Consommation
Une plus grande vigilance est attendue de l'acheteur professionnel que du profane. Lorsqu'il est de même spécialité que le vendeur, les juges estiment que ses compétences professionnelles lui confèrent une meilleure appréhension de la chose. En matière de garantie des vices cachés, la qualité d’acheteur professionnel emporte deux conséquences : l’une sur la notion d’apparence du vice, l’autre sur l’opposabilité des clauses de non-garantie.
S’agissant de l’apparence du vice, le degré de diligence attendu de lui se trouve, dans ce cas, renforcé : il est tenu de procéder à une inspection plus minutieuse de la chose que celle exigée du profane. L'acheteur de même spécialité que son vendeur est dès lors présumé connaître les vices affectant la chose. Toutefois, la présomption n'est pas, contrairement à celle qui pèse sur le vendeur professionnel, irréfragable. En effet, le vendeur est bien plus à même de connaître la chose qu'il a détenue, voire manipulée pendant un certain temps, que l'acheteur, qui ne dispose que d'un temps limité pour procéder à son examen avant l'achat. La probabilité que ce dernier ait découvert le vice au moment de l'achat est donc moins importante. Aussi le juge doit-il vérifier concrètement si l'acheteur était en mesure de déceler le vice au moment de la vente et s'il a procédé à un examen normal et diligent de la chose, proportionné à ses compétences techniques.
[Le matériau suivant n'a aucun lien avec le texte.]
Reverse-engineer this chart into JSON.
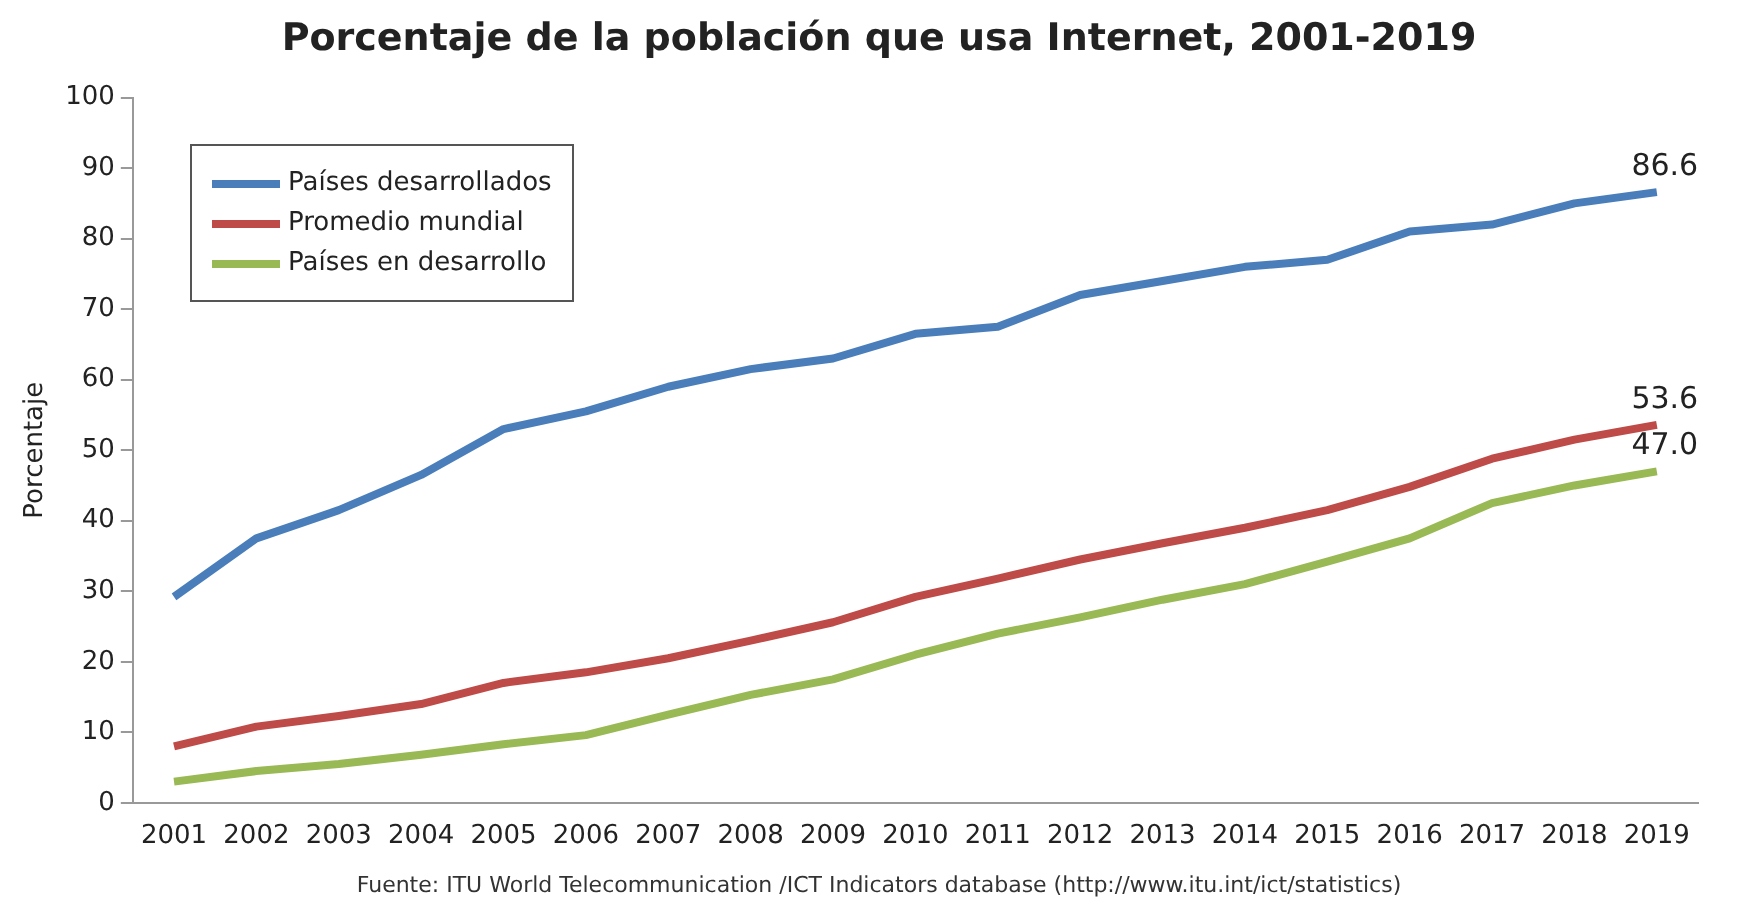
{
  "chart_data": {
    "type": "line",
    "title": "Porcentaje de la población que usa Internet, 2001-2019",
    "ylabel": "Porcentaje",
    "categories": [
      "2001",
      "2002",
      "2003",
      "2004",
      "2005",
      "2006",
      "2007",
      "2008",
      "2009",
      "2010",
      "2011",
      "2012",
      "2013",
      "2014",
      "2015",
      "2016",
      "2017",
      "2018",
      "2019"
    ],
    "series": [
      {
        "name": "Países desarrollados",
        "color": "#4a7ebb",
        "values": [
          29.2,
          37.5,
          41.5,
          46.5,
          53,
          55.5,
          59,
          61.5,
          63,
          66.5,
          67.5,
          72,
          74,
          76,
          77,
          81,
          82,
          85,
          86.6
        ],
        "value_labels": [
          null,
          null,
          null,
          null,
          null,
          null,
          null,
          null,
          null,
          null,
          null,
          null,
          null,
          null,
          null,
          null,
          null,
          null,
          "86.6"
        ]
      },
      {
        "name": "Promedio mundial",
        "color": "#be4b48",
        "values": [
          8,
          10.8,
          12.3,
          14,
          17,
          18.5,
          20.5,
          23,
          25.6,
          29.2,
          31.8,
          34.5,
          36.8,
          39,
          41.5,
          44.8,
          48.8,
          51.5,
          53.6
        ],
        "value_labels": [
          null,
          null,
          null,
          null,
          null,
          null,
          null,
          null,
          null,
          null,
          null,
          null,
          null,
          null,
          null,
          null,
          null,
          null,
          "53.6"
        ]
      },
      {
        "name": "Países en desarrollo",
        "color": "#98b954",
        "values": [
          3,
          4.5,
          5.5,
          6.8,
          8.3,
          9.6,
          12.5,
          15.3,
          17.5,
          21,
          24,
          26.3,
          28.8,
          31,
          34.2,
          37.5,
          42.5,
          45,
          47.0
        ],
        "value_labels": [
          null,
          null,
          null,
          null,
          null,
          null,
          null,
          null,
          null,
          null,
          null,
          null,
          null,
          null,
          null,
          null,
          null,
          null,
          "47.0"
        ]
      }
    ],
    "ylim": [
      0,
      100
    ],
    "yticks": [
      0,
      10,
      20,
      30,
      40,
      50,
      60,
      70,
      80,
      90,
      100
    ],
    "grid": false,
    "legend": "top left",
    "marker": "none",
    "line_style": "solid",
    "annotations": [
      "Fuente:  ITU World Telecommunication /ICT Indicators database (http://www.itu.int/ict/statistics)"
    ]
  }
}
Le vice présente un caractère indécelable lorsque seuls des examens très approfondis, auxquels l'acheteur n'est pas tenu, lui auraient permis de le découvrir au moment de la vente. Il en va ainsi lorsque la révélation du vice nécessiterait un démontage du matériel ou un usage prolongé de la chose. En effet, le juge ne peut attendre d'un acheteur qu'il procède à des manipulations qui ne sont pas d'usage. Comme le caractère indécelable du vice, le dol du vendeur fait tomber la présomption de connaissance du vice pesant sur l'acheteur de même spécialité.
En ce qui concerne les clauses de non-garantie, l'article 1643 du Code civil, le vendeur “est tenu des vices cachés, quand bien même il ne les aurait pas connus, à moins que, dans ce cas, il n'ait stipulé qu'il ne sera obligé à aucune garantie”. Le Code civil reconnaît ainsi au dispositif légal un caractère supplétif et valide les clauses de non-garantie des vices cachés, dont il réserve, cependant, l'opposabilité au cas où le vendeur ne connaissait pas l'existence du vice. Or, les juges considèrent que l'acheteur qui exerce dans la même spécialité que son vendeur est présumé avoir décelé les vices de la chose. Par conséquent, les clauses de non-garantie ou limitant la garantie des vices cachés lui sont opposables. La qualification d'"acheteur de même spécialité" est retenue, par exemple, lorsqu'un boulanger acquiert son fonds de commerce d'un autre boulanger, ou qu'un garagiste achète un véhicule à un autre garagiste ou encore lorsque les parties ont déjà été en relation et jouent alternativement le rôle de sous-traitant et d'entrepreneur dans le cadre de marchés publics. La présomption n'est toutefois pas irréfragable, contrairement à celle qui pèse sur le vendeur professionnel, mais peut être renversée. Ainsi, la présomption de connaissance du vice tombe lorsque l'acheteur de même spécialité que son vendeur se trouve face à un vice indécelable ou lorsqu'il est établi que le vendeur était de mauvaise foi au moment de la vente et a dissimulé l'existence du vice.